Ilm 2 Amal
Tommy Robinson, the leader of the English Defence League, is set to be unveiled as the deputy leader of the British Freedom Party. There’s been talk for more than a year of the EDL leadership wanting to become involved in mainstream politics, but this is the most concrete development yet. I’m optimistic that this could signal the beginning of the end for the EDL, rather than the beginning of a new influential era.
The far right have been specifically targeting Muslim communities for more than a decade. Since 9/11 and the ensuing war on terror, the far right found in Muslims a vulnerable scapegoat to focus on. Muslims were being routinely interrogated in mainstream public discussions which the far right capitalised on fully. Tommy Robinson’s incursion into politics will not change much then. It will just be business as usual for the far right.

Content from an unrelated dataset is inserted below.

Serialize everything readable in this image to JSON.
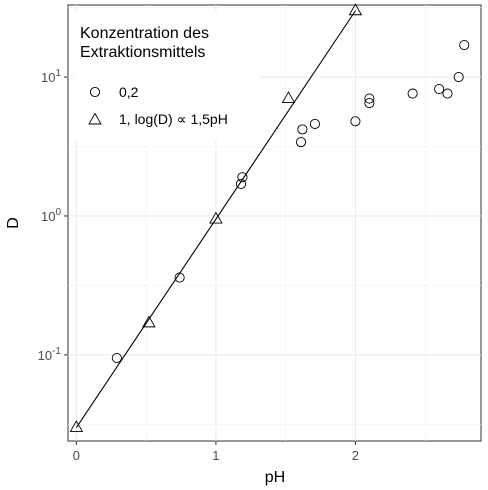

In fact, Muslim communities and anti-fascist campaigners may benefit significantly from this development. Firstly, the EDL’s aggressive marches will have to be curtailed since Tommy Robinson will be forced into having some degree of public accountability. He will have to tone down his rhetoric to woo voters, thus taking the edge off his typically fiery style. Quite simply, he will have to become somewhat politically-correct which will be devastating for him, since his supporters adore him for his perceived efforts to speak up against political-correctness. Gradually, his existing supporters will become disenfranchised with him as he jumps the necessary political hoops and loses credibility wearing a suit, shirt and tie.

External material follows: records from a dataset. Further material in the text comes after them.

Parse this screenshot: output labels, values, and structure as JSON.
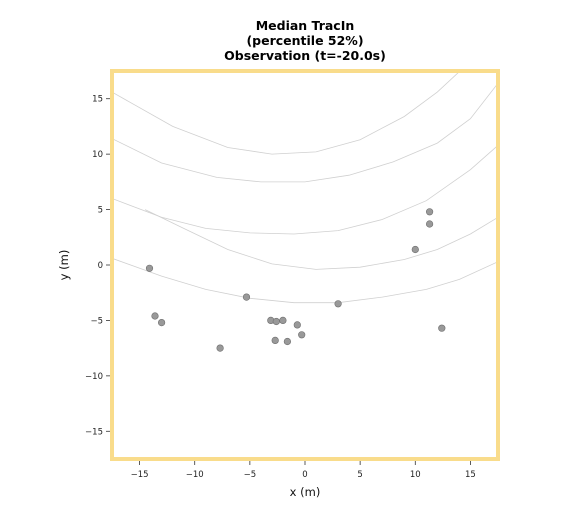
{
  "chart_data": {
    "type": "scatter",
    "title": [
      "Median TracIn",
      "(percentile 52%)",
      "Observation (t=-20.0s)"
    ],
    "xlabel": "x (m)",
    "ylabel": "y (m)",
    "xlim": [
      -17.5,
      17.5
    ],
    "ylim": [
      -17.5,
      17.5
    ],
    "xticks": [
      -15,
      -10,
      -5,
      0,
      5,
      10,
      15
    ],
    "yticks": [
      -15,
      -10,
      -5,
      0,
      5,
      10,
      15
    ],
    "xtick_labels": [
      "−15",
      "−10",
      "−5",
      "0",
      "5",
      "10",
      "15"
    ],
    "ytick_labels": [
      "−15",
      "−10",
      "−5",
      "0",
      "5",
      "10",
      "15"
    ],
    "grid": false,
    "frame_color": "#f9dc8b",
    "point_color": "#999999",
    "lane_color": "#d0d0d0",
    "points": [
      {
        "x": -14.1,
        "y": -0.3
      },
      {
        "x": -13.6,
        "y": -4.6
      },
      {
        "x": -13.0,
        "y": -5.2
      },
      {
        "x": -7.7,
        "y": -7.5
      },
      {
        "x": -5.3,
        "y": -2.9
      },
      {
        "x": -3.1,
        "y": -5.0
      },
      {
        "x": -2.6,
        "y": -5.1
      },
      {
        "x": -2.0,
        "y": -5.0
      },
      {
        "x": -2.7,
        "y": -6.8
      },
      {
        "x": -1.6,
        "y": -6.9
      },
      {
        "x": -0.7,
        "y": -5.4
      },
      {
        "x": -0.3,
        "y": -6.3
      },
      {
        "x": 3.0,
        "y": -3.5
      },
      {
        "x": 10.0,
        "y": 1.4
      },
      {
        "x": 11.3,
        "y": 4.8
      },
      {
        "x": 11.3,
        "y": 3.7
      },
      {
        "x": 12.4,
        "y": -5.7
      }
    ],
    "lane_curves": [
      [
        [
          -17.5,
          15.6
        ],
        [
          -12,
          12.5
        ],
        [
          -7,
          10.6
        ],
        [
          -3,
          10.0
        ],
        [
          1,
          10.2
        ],
        [
          5,
          11.3
        ],
        [
          9,
          13.4
        ],
        [
          12,
          15.6
        ],
        [
          16,
          19.3
        ]
      ],
      [
        [
          -17.5,
          11.4
        ],
        [
          -13,
          9.2
        ],
        [
          -8,
          7.9
        ],
        [
          -4,
          7.5
        ],
        [
          0,
          7.5
        ],
        [
          4,
          8.1
        ],
        [
          8,
          9.3
        ],
        [
          12,
          11.0
        ],
        [
          15,
          13.2
        ],
        [
          17.5,
          16.4
        ]
      ],
      [
        [
          -17.5,
          6.0
        ],
        [
          -13,
          4.3
        ],
        [
          -9,
          3.3
        ],
        [
          -5,
          2.9
        ],
        [
          -1,
          2.8
        ],
        [
          3,
          3.1
        ],
        [
          7,
          4.1
        ],
        [
          11,
          5.8
        ],
        [
          15,
          8.6
        ],
        [
          17.5,
          10.8
        ]
      ],
      [
        [
          -14.5,
          5.0
        ],
        [
          -11,
          3.3
        ],
        [
          -7,
          1.4
        ],
        [
          -3,
          0.1
        ],
        [
          1,
          -0.4
        ],
        [
          5,
          -0.2
        ],
        [
          9,
          0.5
        ],
        [
          12,
          1.4
        ],
        [
          15,
          2.8
        ],
        [
          17.5,
          4.3
        ]
      ],
      [
        [
          -17.5,
          0.6
        ],
        [
          -13,
          -1.0
        ],
        [
          -9,
          -2.2
        ],
        [
          -5,
          -3.0
        ],
        [
          -1,
          -3.4
        ],
        [
          3,
          -3.4
        ],
        [
          7,
          -2.9
        ],
        [
          11,
          -2.2
        ],
        [
          14,
          -1.3
        ],
        [
          17.5,
          0.3
        ]
      ]
    ]
  }
}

Welcoming Tommy Robinson into the political process also means that his Islamophobic rhetoric can be challenged head-on. On the streets, Tommy Robinson is heard and applauded. In political chambers, he will be undone. I doubt that he will convince many people to vote for him believing as I do that ‘live and let live’ is the motto that best describes the average Briton’s outlook. Moreover, Tommy Robinson’s existing supporters are less likely to participate in elections and other formal democratic procedures than they are in alcohol-fuelled processions, meaning his existing fan base will not do much for him on the ballot paper. Ultimately, the presence of both EDL and BNP activists in political contestations will fracture the far right vote, meaning they will weaken each other by depriving each other of votes.
What worries me more than far right politicians like Tommy Robinson and Nick Griffin is the instances when xenophobia creeps into the words of mainstream politicians. Gordon Brown’s ‘British Jobs for British Workers‘ slogan was controversial and David Cameron’s dismissal of multiculturalism is concerning. These types of declarations from our country’s leaders leave many ethnic and religious minorities wondering what this nationalistic fervour alongside the termination of multiculturalism means for their futures in Britain. Alongside all of this, UKIP are on the ascent, the political party that I have heard some refer to as “the posh BNP”. Our real concern then should not be about Tommy Robinson, but about the more subtle demonising of immigrants and minorities that is a reoccurring feature of mainstream British politics.
Of course, it would be convenient for everyone if Tommy Robinson would keep himself busy running his tanning salon in Luton, but if he is going to be involved in politics, I’d rather see him being defeated in debates and failing in local elections, than see him leading violent marches that achieve nothing but breed fear and hatred. Although we must never be complacent in challenging the xenophobia of the far right, I’m optimistic that the EDL are in decline and that Tommy Robinson will achieve very little in mainstream politics.